Round 1 - 5th Jan 2009
The First Session of a Mighty Cold New Year
Shielding myself from an icy blast in the doorway of the Actors Centre, greeting familiar faces back from Christmases away and shaking off the frostbite, there was, before I had even found my way into the building, a sense of eager excitement. And it wasn't just Christmas leftovers: New Writing was back.
We kicked off with some round the room introductions and then Alex set out about laying out the battlefield. This is set to be a swift skirmish, a crack team tooled up and ready to take significant ground within a little month. Another monster Factory challenge and one which we will doubtless live up to.
Alex made clear the rules of the game: a refresher for old hands and a reminder for the number of newcomers to Factory shows...
1) No characterisation - there is no such thing as character...
2) No emotional states - playing emotions focuses the actor on him/herself...
3) No discussion of backstory, side-story, front-story or anything else extraneous to the text. What's on the page is all there is...
4) Do something to your fellow players. Play to effect them, play to change them, play to win.
5) No bullshit
And then we got to work. First divvying up the plays and parts and then working in pairs and threes on the play we were allocated.
The first exercise was Paraphrasing...going through the script line by line and taking the opportunity to clarify exactly what each line means. Where there was any ambiguity in the text, the actor simply found the closest possible paraphrase to the line in order to make the text absolutely clear to themselves and their fellow players.

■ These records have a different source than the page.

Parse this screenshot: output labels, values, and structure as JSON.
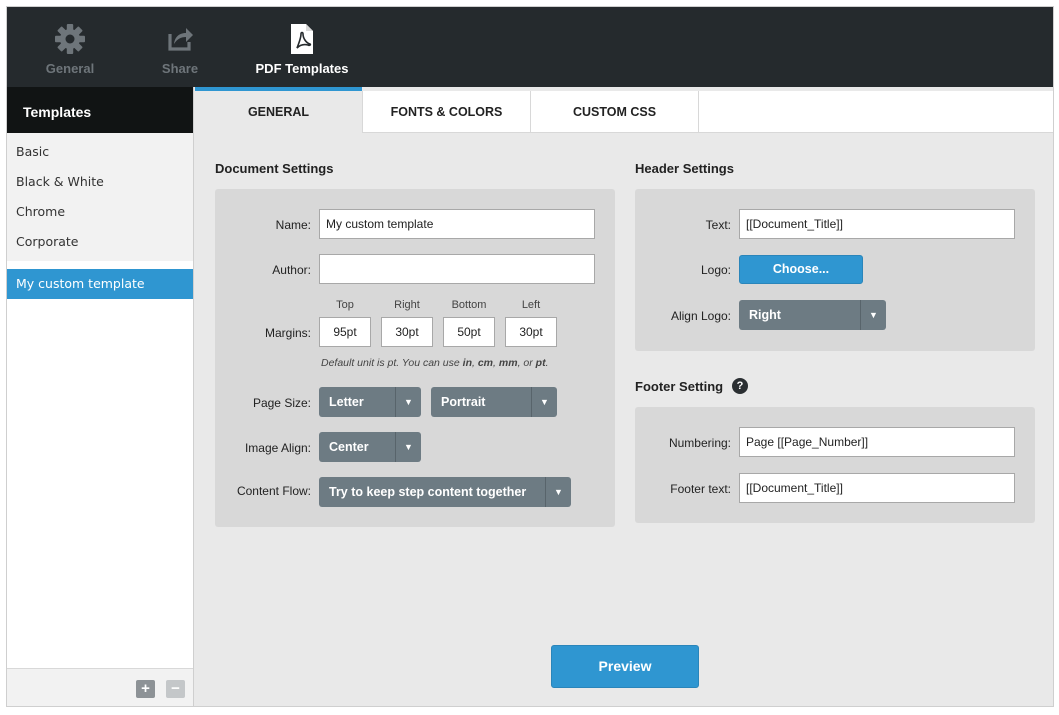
{
  "toolbar": {
    "items": [
      {
        "label": "General",
        "icon": "gear-icon"
      },
      {
        "label": "Share",
        "icon": "share-icon"
      },
      {
        "label": "PDF Templates",
        "icon": "pdf-file-icon"
      }
    ]
  },
  "sidebar": {
    "title": "Templates",
    "templates": [
      "Basic",
      "Black & White",
      "Chrome",
      "Corporate"
    ],
    "custom_templates": [
      "My custom template"
    ],
    "add_label": "+",
    "remove_label": "−"
  },
  "tabs": [
    "GENERAL",
    "FONTS & COLORS",
    "CUSTOM CSS"
  ],
  "document_settings": {
    "title": "Document Settings",
    "name_label": "Name:",
    "name_value": "My custom template",
    "author_label": "Author:",
    "author_value": "",
    "margins_label": "Margins:",
    "margin_top_label": "Top",
    "margin_right_label": "Right",
    "margin_bottom_label": "Bottom",
    "margin_left_label": "Left",
    "margin_top": "95pt",
    "margin_right": "30pt",
    "margin_bottom": "50pt",
    "margin_left": "30pt",
    "hint_prefix": "Default unit is pt. You can use ",
    "hint_in": "in",
    "hint_sep1": ", ",
    "hint_cm": "cm",
    "hint_sep2": ", ",
    "hint_mm": "mm",
    "hint_or": ", or ",
    "hint_pt": "pt",
    "hint_end": ".",
    "page_size_label": "Page Size:",
    "page_size": "Letter",
    "orientation": "Portrait",
    "image_align_label": "Image Align:",
    "image_align": "Center",
    "content_flow_label": "Content Flow:",
    "content_flow": "Try to keep step content together"
  },
  "header_settings": {
    "title": "Header Settings",
    "text_label": "Text:",
    "text_value": "[[Document_Title]]",
    "logo_label": "Logo:",
    "choose_label": "Choose...",
    "align_logo_label": "Align Logo:",
    "align_logo": "Right"
  },
  "footer_settings": {
    "title": "Footer Setting",
    "help_label": "?",
    "numbering_label": "Numbering:",
    "numbering_value": "Page [[Page_Number]]",
    "footer_text_label": "Footer text:",
    "footer_text_value": "[[Document_Title]]"
  },
  "preview_label": "Preview",
  "colors": {
    "accent": "#2f96d1",
    "toolbar_bg": "#252a2d",
    "select_bg": "#6d7b83"
  }
}
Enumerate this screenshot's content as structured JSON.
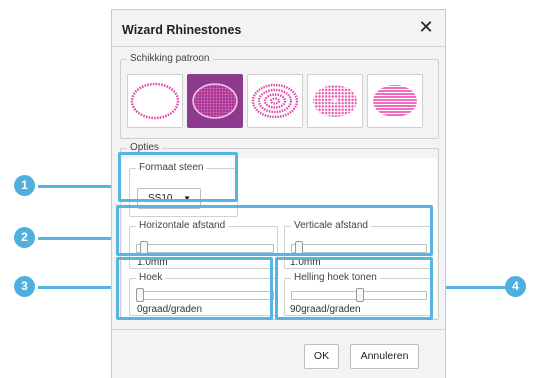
{
  "dialog": {
    "title": "Wizard Rhinestones",
    "close_label": "✕"
  },
  "pattern_group": {
    "legend": "Schikking patroon",
    "patterns": [
      {
        "name": "outline-oval",
        "selected": false
      },
      {
        "name": "filled-grid-oval",
        "selected": true
      },
      {
        "name": "concentric-oval",
        "selected": false
      },
      {
        "name": "radial-oval",
        "selected": false
      },
      {
        "name": "horizontal-rows-oval",
        "selected": false
      }
    ]
  },
  "options": {
    "legend": "Opties",
    "stone_size": {
      "legend": "Formaat steen",
      "value": "SS10"
    },
    "horizontal_spacing": {
      "legend": "Horizontale afstand",
      "value": "1.0mm"
    },
    "vertical_spacing": {
      "legend": "Verticale afstand",
      "value": "1.0mm"
    },
    "angle": {
      "legend": "Hoek",
      "value": "0graad/graden"
    },
    "show_slope_angle": {
      "legend": "Helling hoek tonen",
      "value": "90graad/graden"
    }
  },
  "buttons": {
    "ok": "OK",
    "cancel": "Annuleren"
  },
  "callouts": [
    "1",
    "2",
    "3",
    "4"
  ],
  "colors": {
    "accent": "#8c3a8e",
    "rhinestone": "#e04aa8",
    "highlight": "#55b6e2"
  }
}
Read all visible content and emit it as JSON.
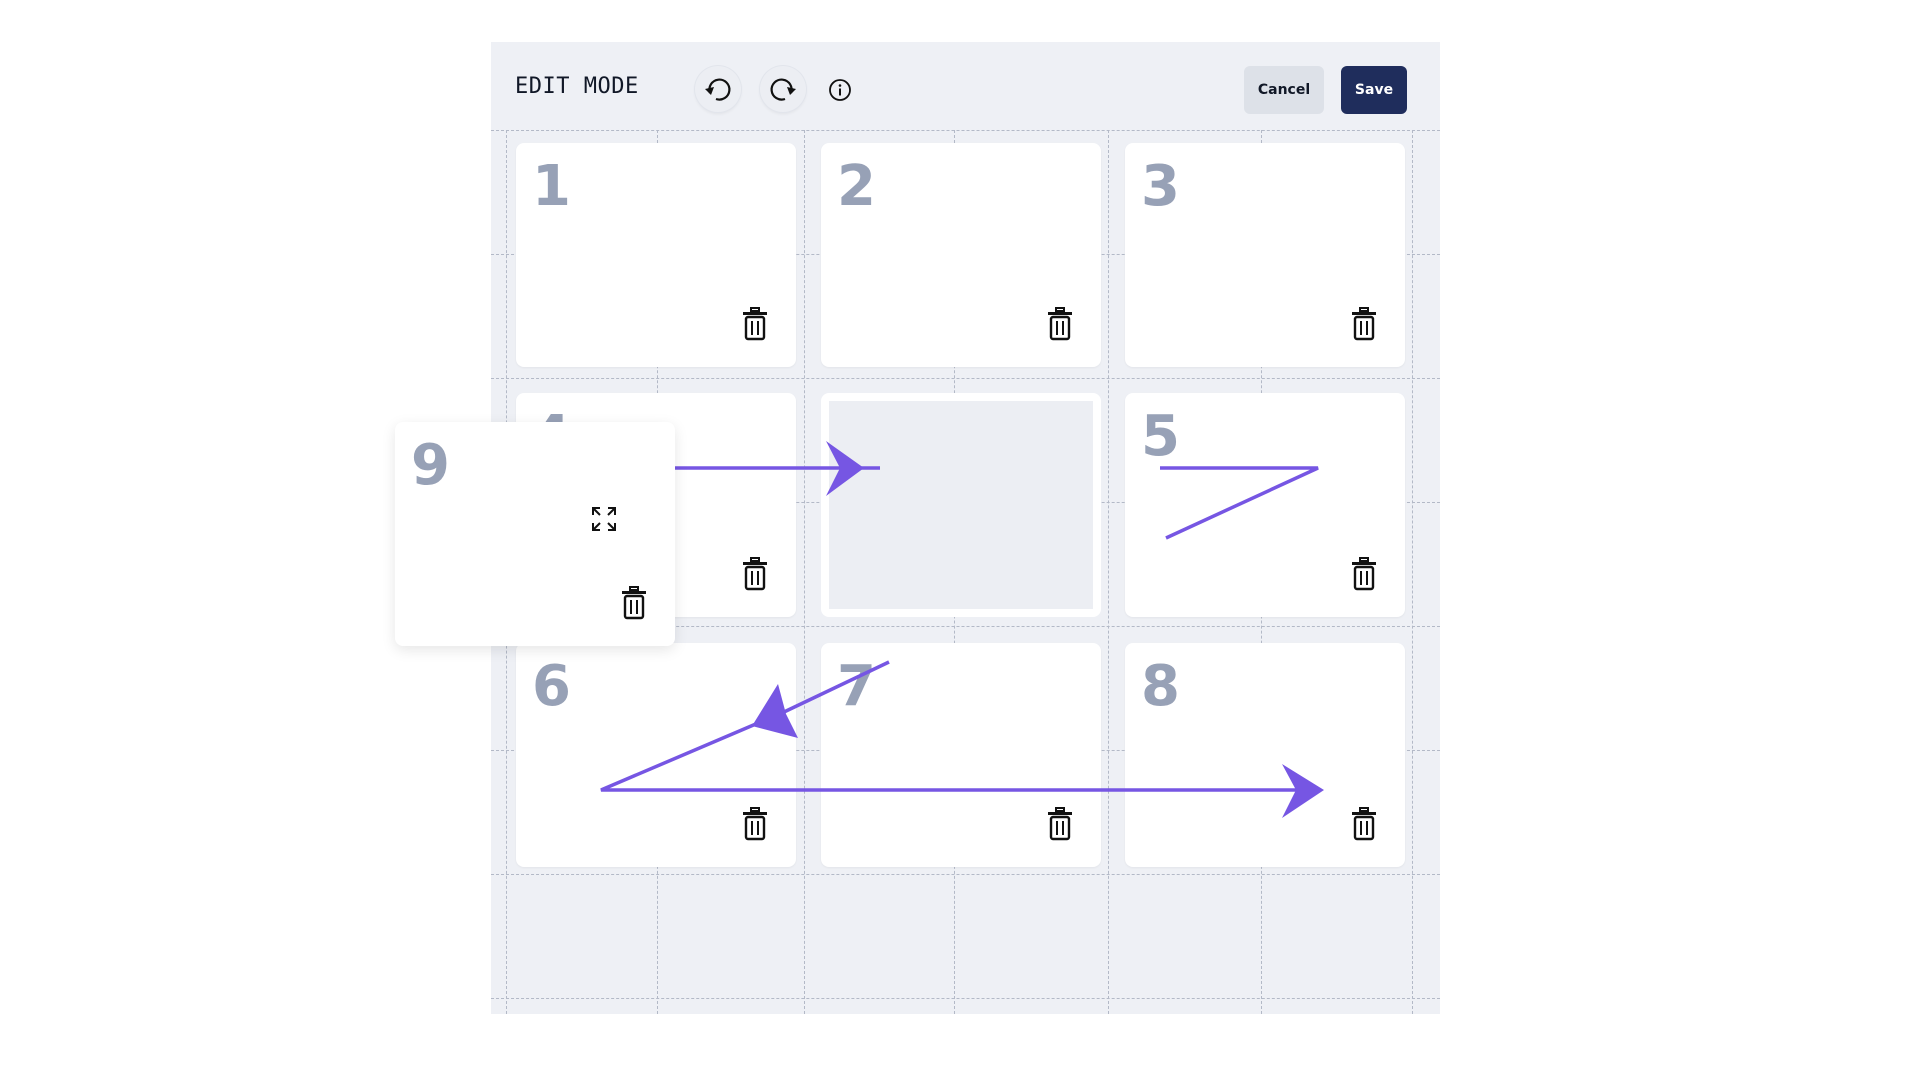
{
  "toolbar": {
    "title": "EDIT MODE",
    "undo_icon": "undo-icon",
    "redo_icon": "redo-icon",
    "info_icon": "info-icon",
    "cancel_label": "Cancel",
    "save_label": "Save"
  },
  "cards": [
    {
      "number": "1"
    },
    {
      "number": "2"
    },
    {
      "number": "3"
    },
    {
      "number": "4"
    },
    {
      "number": "5"
    },
    {
      "number": "6"
    },
    {
      "number": "7"
    },
    {
      "number": "8"
    }
  ],
  "dragged_card": {
    "number": "9"
  },
  "colors": {
    "accent": "#7656e3",
    "save_button": "#1f2d5c",
    "card_number": "#97a1b6",
    "canvas": "#eef0f5"
  }
}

The second exercise was Intoning...the idea being to remove all meaning from the lines by intoning each line in a plainsong like monotone and giving exactly equal weight to each syllable in the line, thereby removing the meaning and at the same time exploring the vowel sounds...I love this one and reckon it is far more beneficial to an actors relationship with text than anyone can ever fathom.

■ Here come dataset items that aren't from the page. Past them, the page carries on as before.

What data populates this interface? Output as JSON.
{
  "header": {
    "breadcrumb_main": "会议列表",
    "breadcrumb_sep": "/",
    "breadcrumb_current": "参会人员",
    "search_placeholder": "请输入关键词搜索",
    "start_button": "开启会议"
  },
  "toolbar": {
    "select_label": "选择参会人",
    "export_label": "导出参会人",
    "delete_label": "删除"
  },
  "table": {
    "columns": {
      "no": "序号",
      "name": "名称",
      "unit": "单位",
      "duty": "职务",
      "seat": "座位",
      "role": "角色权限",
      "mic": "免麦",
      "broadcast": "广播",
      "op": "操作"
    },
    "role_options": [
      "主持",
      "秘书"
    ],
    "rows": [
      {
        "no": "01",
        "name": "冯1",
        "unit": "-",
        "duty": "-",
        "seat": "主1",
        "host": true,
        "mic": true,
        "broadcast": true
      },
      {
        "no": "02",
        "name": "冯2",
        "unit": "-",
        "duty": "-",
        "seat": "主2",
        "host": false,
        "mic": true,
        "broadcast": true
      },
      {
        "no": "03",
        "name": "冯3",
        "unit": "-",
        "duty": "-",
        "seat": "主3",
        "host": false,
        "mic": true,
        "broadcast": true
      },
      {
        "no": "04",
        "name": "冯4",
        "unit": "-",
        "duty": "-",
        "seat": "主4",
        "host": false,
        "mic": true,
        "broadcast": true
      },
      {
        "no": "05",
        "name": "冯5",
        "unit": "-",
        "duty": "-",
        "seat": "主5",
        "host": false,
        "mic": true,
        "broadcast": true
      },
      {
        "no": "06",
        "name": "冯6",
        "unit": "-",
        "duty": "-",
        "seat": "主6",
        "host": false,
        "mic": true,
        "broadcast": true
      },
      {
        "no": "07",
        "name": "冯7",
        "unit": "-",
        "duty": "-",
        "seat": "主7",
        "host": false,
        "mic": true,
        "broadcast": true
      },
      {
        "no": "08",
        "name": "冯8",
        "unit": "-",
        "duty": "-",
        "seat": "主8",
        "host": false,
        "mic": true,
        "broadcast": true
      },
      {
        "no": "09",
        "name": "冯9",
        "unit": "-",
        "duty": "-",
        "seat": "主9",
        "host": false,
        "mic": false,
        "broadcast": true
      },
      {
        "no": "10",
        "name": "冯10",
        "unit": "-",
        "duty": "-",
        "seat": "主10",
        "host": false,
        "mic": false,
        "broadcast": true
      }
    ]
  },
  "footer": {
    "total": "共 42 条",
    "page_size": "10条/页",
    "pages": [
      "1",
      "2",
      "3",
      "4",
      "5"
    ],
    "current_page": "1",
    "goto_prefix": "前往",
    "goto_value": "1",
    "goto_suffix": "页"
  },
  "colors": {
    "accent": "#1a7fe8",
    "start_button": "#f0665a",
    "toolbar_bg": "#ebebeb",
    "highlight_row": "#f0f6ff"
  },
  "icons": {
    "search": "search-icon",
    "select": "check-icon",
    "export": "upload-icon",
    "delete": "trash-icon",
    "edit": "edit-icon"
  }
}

It also put me in mind of the fantastic Arena documentary on Paul Scofield that was repeated over Christmas (still available on i-Player I hope....think..?). Track it down if you can, it's superb and in it Nick Hytner tells a fantastic story about working with PS and DDLewis on the film version of The Crucible...he recalls Day-Lewis' utter horror at discovering that Scofield (his great hero) was not the method actor he had always imagined him to be but actually worked exclusively on the basis of vowel sounds....like an old Wolfitesque ham...brilliant....bring back the vowel sounds say IIIIIIIII...

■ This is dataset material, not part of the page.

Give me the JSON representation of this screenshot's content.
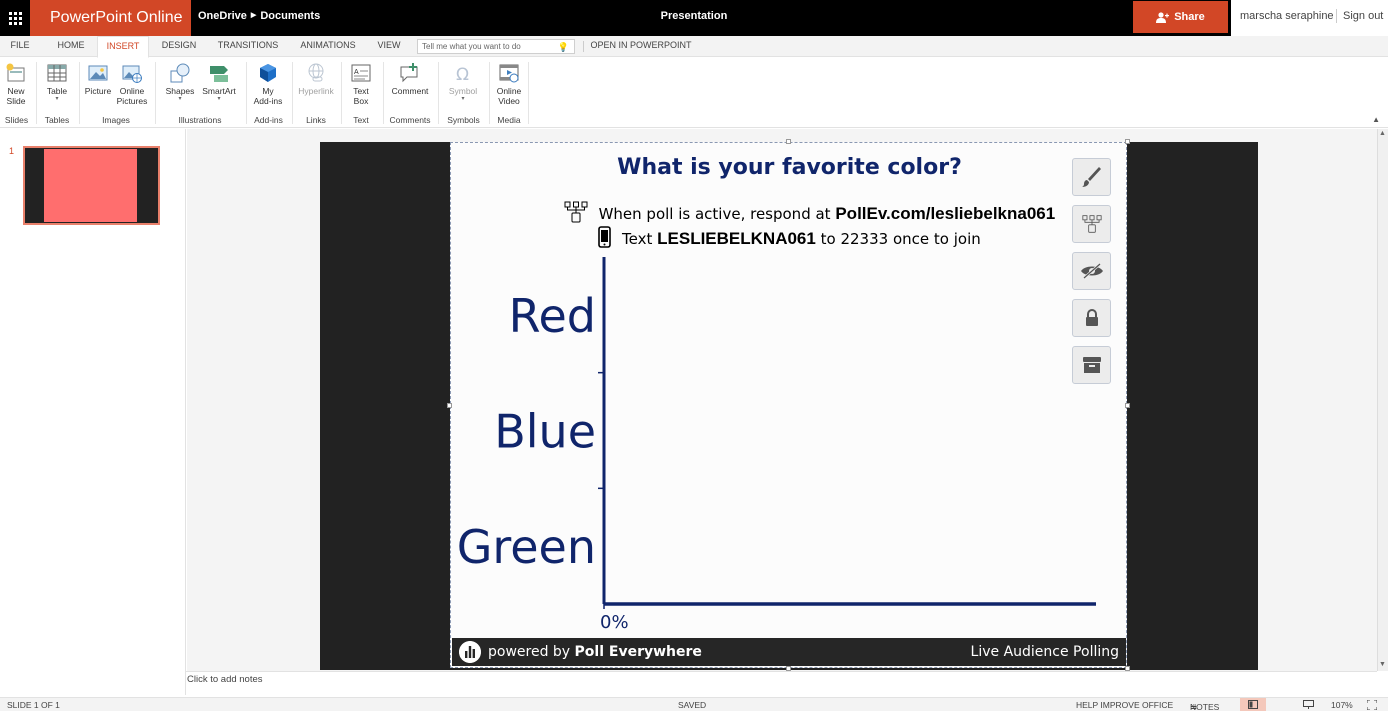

The third exercise was a Meisneresque number in which the actor would take a thought or line off the page and then deliver it to his/her partner...if their play-mate wasn't convinced (in other words found within the delivery something that was phony, contrived, emoted or anything else that was not credible) they would simply say 'No' and the actor would have to have another crack, stripping away any artifice or effort other than the clarity of intention in relation to that line/thought until the oppo gave them permission to move onto the next line/thought by simply saying 'Yes'.....it's tough this one, because it is both exposing and tiring to sustain...nevertheless, for my money, it's hugely helpful in terms of finding something other than the first or even second or third ball....to find something the surprises you and which is not in anyway planned or played for will almost always earn that much yearned for 'Yes'. Once everyone had finished that we needed a well earned breather...
After a bit of discussion we decided to have another crack at the same exercise, but with a couple of twists and changes, mostly courtesy of Alan Morrissey's well thought out analysis...to which he brought to bear some of his Meisner experience. Rather than passing judgment with a 'Yes' or 'No', this time, if the receiving actor didn't believe what the actor delivering the line said, they would respond by delivering the line back at them as a question...e.g. 'I went to the shop.'... 'You went to the shop?'. These changes didn't do much to relieve the intensity of the exercise, but it was suddenly much more playful and that playfulness gave rise to even greater stripping away of artifice. As with a Meisner exercise, the process started to unlock a whole world of unforeseen complexities and subtleties in each line, all of which were equally 'true'....exciting stuff indeed and all in under three hours.